China's huge market scale is what has made Tesla so successful. The Chinese market means opportunities for the US NEV maker. The capacity of Tesla's Shanghai gigafactory has greatly outperformed expectations and become an indispensable pivot for the company's global ambitions, resolving a major concern for Tesla, supported by China's stable supply chain. 

The success of Tesla's Shanghai plant is a testament to China's fast-growing NEV sector and its unique advantages as a global manufacturing hub. The factory has achieved milestone successes one after another in the past years despite attacks from some ill-willed foreign media against the resilience of the Chinese economy.
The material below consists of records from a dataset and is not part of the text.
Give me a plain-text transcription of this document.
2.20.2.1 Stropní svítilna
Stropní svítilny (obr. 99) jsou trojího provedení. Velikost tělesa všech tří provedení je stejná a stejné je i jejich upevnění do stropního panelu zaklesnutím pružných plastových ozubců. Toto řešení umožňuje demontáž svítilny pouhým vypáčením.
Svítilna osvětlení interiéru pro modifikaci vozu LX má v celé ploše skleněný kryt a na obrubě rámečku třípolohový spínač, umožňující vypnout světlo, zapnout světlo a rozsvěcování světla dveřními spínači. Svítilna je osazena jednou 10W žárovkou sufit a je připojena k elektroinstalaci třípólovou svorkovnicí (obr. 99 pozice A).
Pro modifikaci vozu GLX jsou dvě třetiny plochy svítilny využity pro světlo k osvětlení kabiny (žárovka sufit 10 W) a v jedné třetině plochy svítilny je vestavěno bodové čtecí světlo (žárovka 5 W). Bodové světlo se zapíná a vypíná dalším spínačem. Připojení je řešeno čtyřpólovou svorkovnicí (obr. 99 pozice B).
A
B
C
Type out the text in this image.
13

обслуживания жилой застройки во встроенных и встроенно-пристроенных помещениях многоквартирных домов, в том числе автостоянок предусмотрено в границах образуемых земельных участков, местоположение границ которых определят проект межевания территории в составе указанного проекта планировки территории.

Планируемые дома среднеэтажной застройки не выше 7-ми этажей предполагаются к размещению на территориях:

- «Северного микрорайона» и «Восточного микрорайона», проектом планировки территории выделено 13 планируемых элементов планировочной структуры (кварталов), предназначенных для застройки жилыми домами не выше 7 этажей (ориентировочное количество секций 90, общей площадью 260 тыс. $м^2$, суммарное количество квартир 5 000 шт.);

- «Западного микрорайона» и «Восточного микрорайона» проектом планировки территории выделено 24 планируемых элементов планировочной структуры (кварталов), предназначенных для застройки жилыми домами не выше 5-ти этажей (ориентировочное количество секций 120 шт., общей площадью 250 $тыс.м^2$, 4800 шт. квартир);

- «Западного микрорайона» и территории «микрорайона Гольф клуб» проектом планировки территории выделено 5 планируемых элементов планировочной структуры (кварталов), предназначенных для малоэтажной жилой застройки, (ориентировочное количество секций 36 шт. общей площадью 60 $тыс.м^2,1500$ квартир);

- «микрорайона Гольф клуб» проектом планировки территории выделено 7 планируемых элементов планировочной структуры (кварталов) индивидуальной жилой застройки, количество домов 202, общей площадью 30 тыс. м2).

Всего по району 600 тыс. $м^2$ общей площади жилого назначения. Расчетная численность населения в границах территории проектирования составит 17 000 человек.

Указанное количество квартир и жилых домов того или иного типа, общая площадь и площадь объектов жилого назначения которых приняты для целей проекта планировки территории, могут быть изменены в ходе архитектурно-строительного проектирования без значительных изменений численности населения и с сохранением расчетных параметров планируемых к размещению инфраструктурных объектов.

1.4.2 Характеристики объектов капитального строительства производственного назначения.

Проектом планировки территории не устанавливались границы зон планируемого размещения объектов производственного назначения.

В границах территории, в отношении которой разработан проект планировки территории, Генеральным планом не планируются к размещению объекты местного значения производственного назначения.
Tesla is now China's third best-selling EV maker after domestic brands BYD Motor and SAIC-GM-Wuling, and is the only foreign player in the top 15 list published by the China Passenger Car Association. However, it is facing fierce competition from domestic Chinese automakers. 

In China, Tesla faces competition from domestic companies like BYD, SAIC Motor and Nio, which are also pushing into the European market with more affordable electric vehicles. Investors are closely watching Tesla's performance in China, which is believed to have far more growth potential than Europe or the US.

The stability of China's supply chain and the resilience of China's economy will not be overshadowed by outside political slanders. Tesla's future development is inseparable from the Chinese industrial chain and the Chinese market even as it is facing growing competition from Chinese automakers.

The author is a reporter with the Global Times.